Washed up: Experts solved the mystery when this fish was found in North Queensferry.
Washed up: Experts solved the mystery when this fish was found in North Queensferry.

Fifers are being reassured that a bizarre-looking fish spotted in the Forth is not a deadly piranha.

Dozens of the razor-toothed creatures have been spotted in the water in recent weeks, prompting concerns of a dangerous newcomer in Scotland's waters.

However, experts have now identified the mysterious shoals as harmless Ray's bream.

Staff from Deep Sea World were called in when one of the fish was washed up on the beach at North Queensferry. The fish can measure up to a metre and are normally found in water up to a kilometre deep.

Workers at the aquarium now believe the creatures may have followed their prey inshore.

Deep Sea World’s Michael Morris said: “In the last few weeks a number of Ray’s bream have been spotted in the Firth of Forth and there has also been another specimen washed up at Torness.

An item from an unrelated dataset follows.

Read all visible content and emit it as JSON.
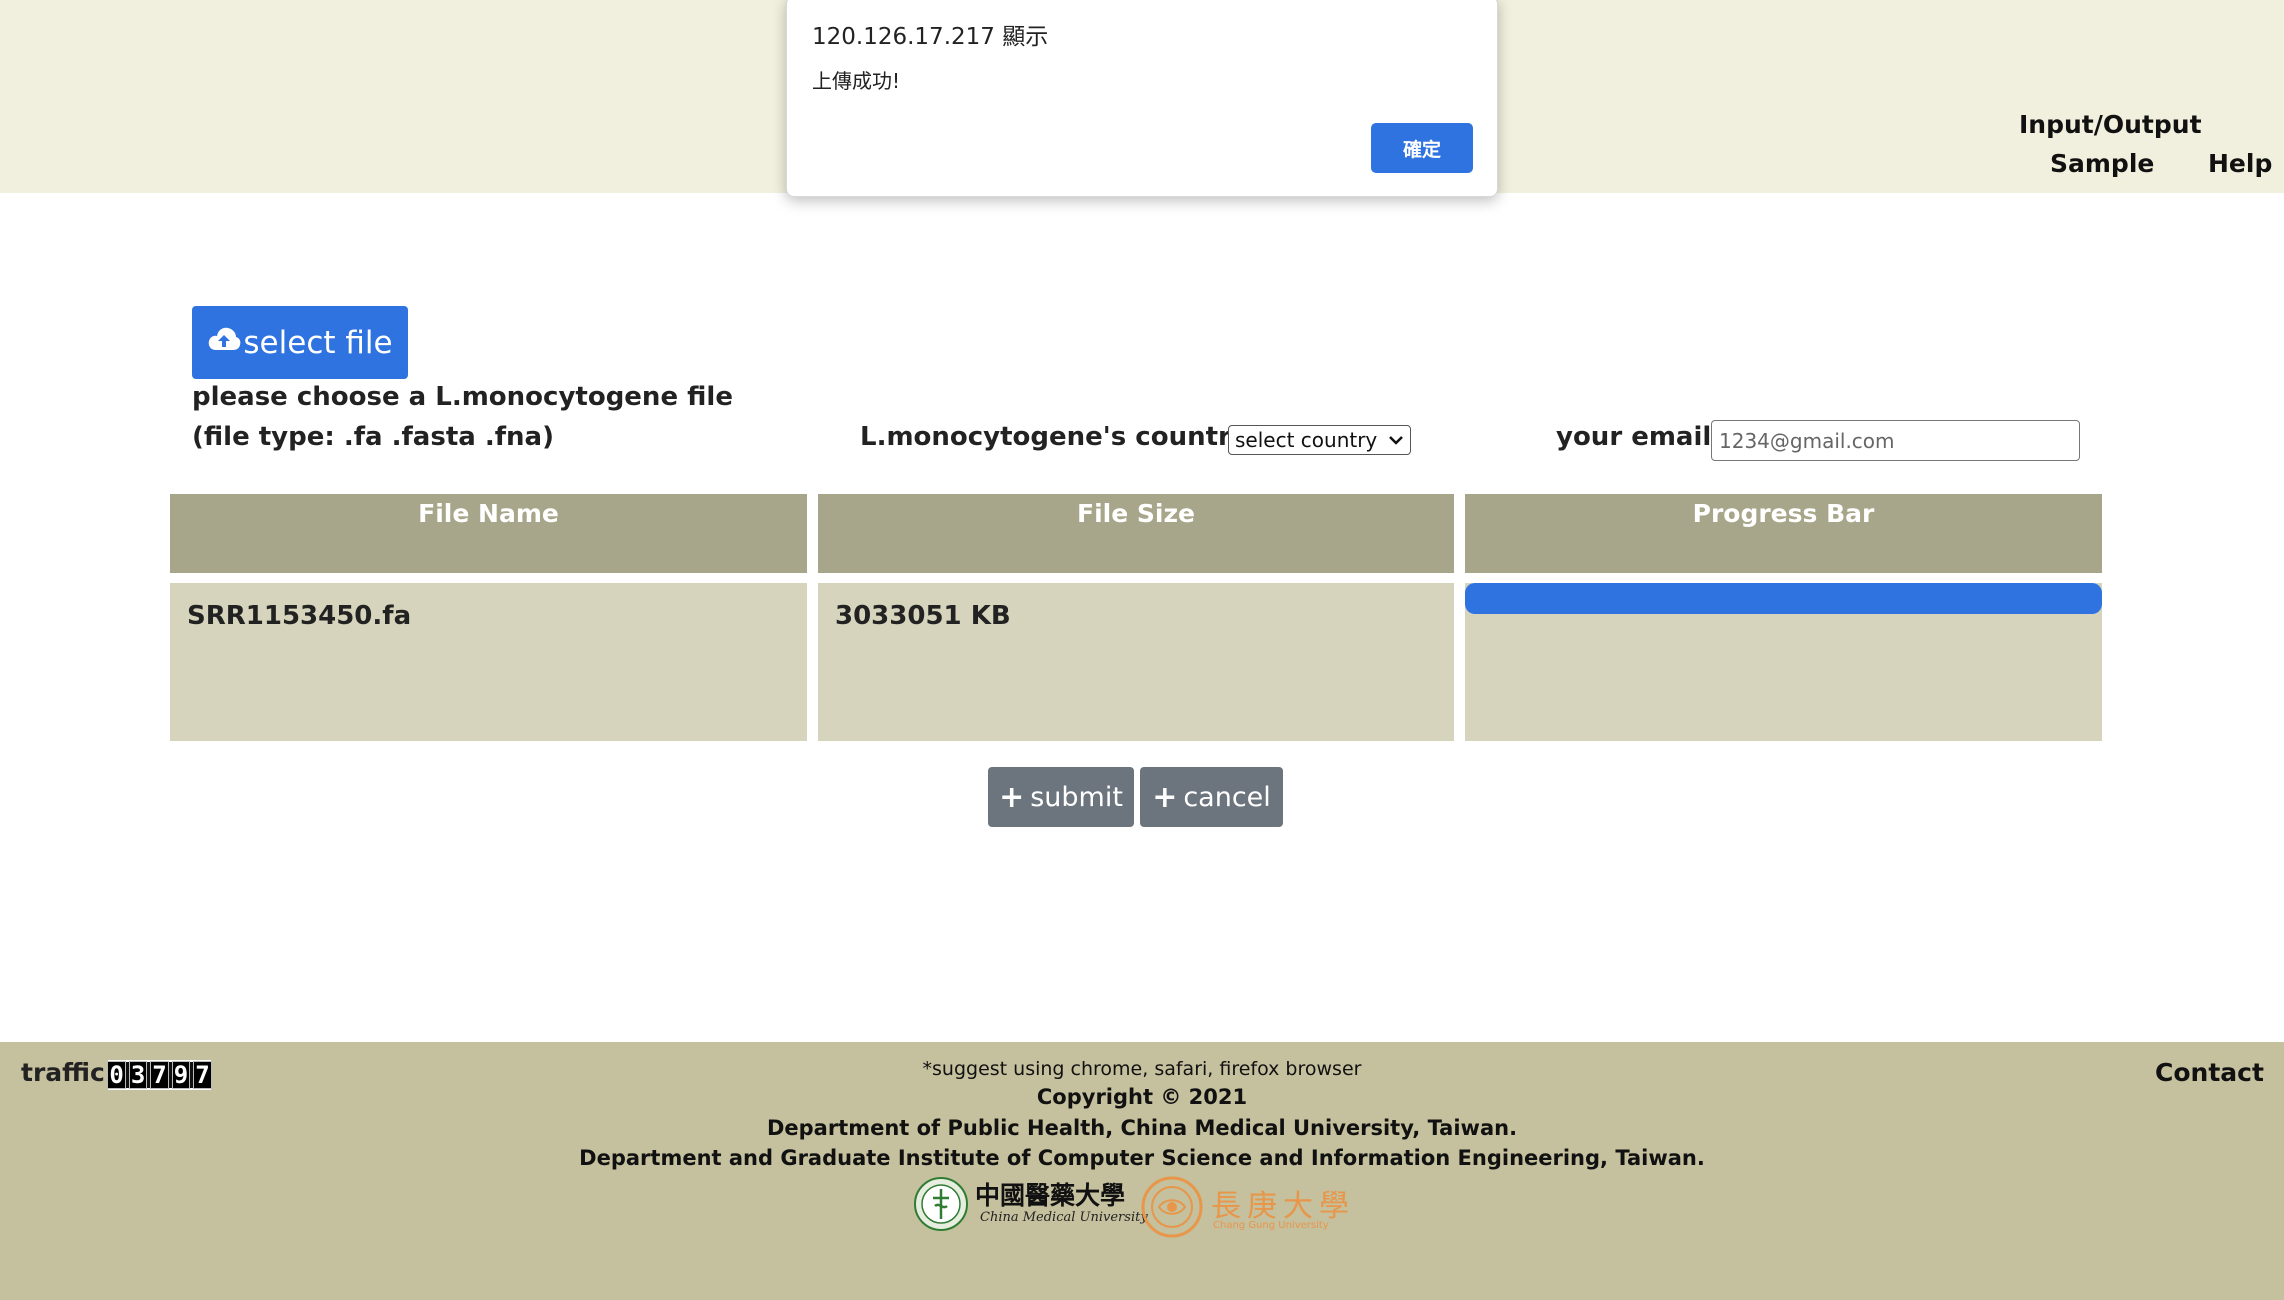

“We’ve had reports of many more washing up along the north east coast of England and in other parts of Scotland.

“They’re fascinating looking fish and have been compared in appearance to piranhas because of their rows of razor-sharp teeth. However they pose no threat whatsoever and are not a danger."

The fish are also known as Atlantic pomfret and can weigh more than five kilograms.

However, Mr Morris said: “They’re actually found from the Mediterranean up to Scandinavia although do not usually travel close to shore. Periodically they wash up in large numbers on our coastline.

“No one is entirely sure why but they do appear to migrate in small shoals in response to changes in sea temperature. It may be that they come inshore while following large shoals of smaller fish or other prey."